下午三点,阳光从玻璃幕墙斜切进来,在地砖上划出一道锐利的光带。他低头看了眼手机屏幕,萧辞落的信息只有五个字:"今天回那边。"
那边。尹归鸿知道他说的是哪边——云巅公馆顶层复式,萧辞落名下另一处房子,靠近外滩,和现在这套一百来平的两居室隔了大半个上海。那套房子萧辞落提过两次,语气随意的,像在说一件不紧要的事。但尹归鸿记得他说那套房子的时候拇指会无意识地摩挲一下食指关节,他紧张或者犹豫的时候会有这个小动作。

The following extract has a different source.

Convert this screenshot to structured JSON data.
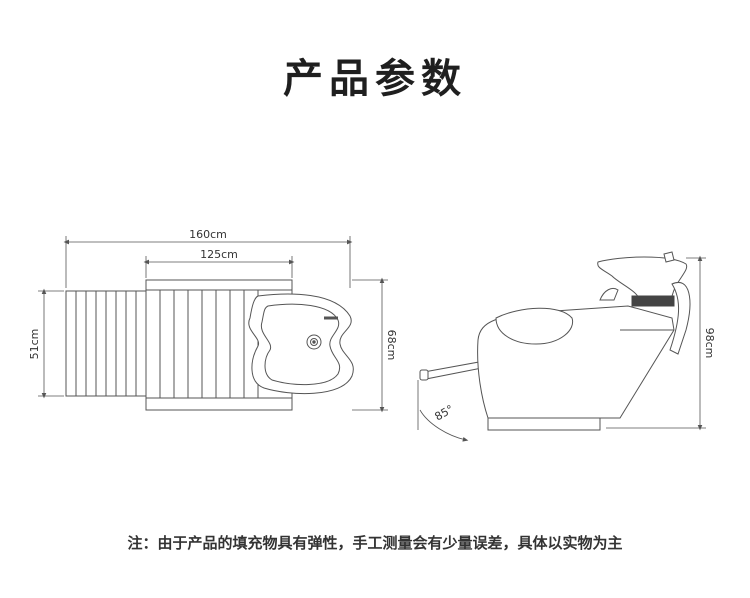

尹归鸿对着屏幕打了三个字:"知道了。"然后又打了一行:"几点?"手指悬在发送键上停了两秒,把后面那行删了,只发出去前面三个字。他端着咖啡回到办公室的时候把杯子放在桌上,站在落地窗前看了一会儿楼下的车流,然后打开手机搜索了云巅公馆。
资料不多。那幢楼在外滩源附近,建成七八年了,顶层复式一共四户。萧辞落那户朝南,客厅落地窗正对着黄浦江的弯道。尹归鸿看完这些就锁了屏,端起咖啡喝了一口,温度正好。
那天晚上萧辞落回来得比平时晚一些。他进门的时候尹归鸿正坐在客厅沙发上看手机,听见密码锁的滴声抬起头来。萧辞落穿了一件深蓝色大衣,领口翻起来遮住了半截下巴,从玄关的冷光里走进来,在暖光里把大衣脱了搭在手臂上。
"吃饭了吗。"尹归鸿问。
"吃了。你呢。"
"叫了外卖。"
萧辞落换了拖鞋走过来,在尹归鸿旁边坐下,肩膀靠着他。他身上带着户外的凉气,那股凉隔着毛衣的布料慢慢渗过来,尹归鸿没躲,反而往里侧了侧身让他靠得更稳一些。萧辞落沉默了一会儿,手指在膝盖上敲了两下,然后说:"明天周六。要不要过去看看。"
"行。"
萧辞落偏过头看着他:"你就不好奇那套房子什么样?"
"好奇。"尹归鸿把手机锁屏搁在茶几上,侧过身对着他,"但你迟早会带我去。我又不赶时间。"
萧辞落看了他一眼,抿了一下嘴。他的下巴被大衣领子挡了一路,进屋之后暖气把那一片皮肤烘得微微泛红,像刚被人用掌心捂过一样。他把手伸过去扣住了尹归鸿的手指,十指嵌进去,收紧,然后整个人往沙发里靠下去,后脑勺搁在沙发靠背上,闭了眼。
"明天早上走。"他说。
第二天是一个好天气。三月底的上海,阳光从清早开始就很慷慨,把窗外的楼宇和树木都染上一层淡金色。萧辞落起得比尹归鸿早,等他走出卧室的时候客厅里已经飘着咖啡的香气,萧辞落站在灶台前,背对着他,正在往两个杯子里倒牛奶。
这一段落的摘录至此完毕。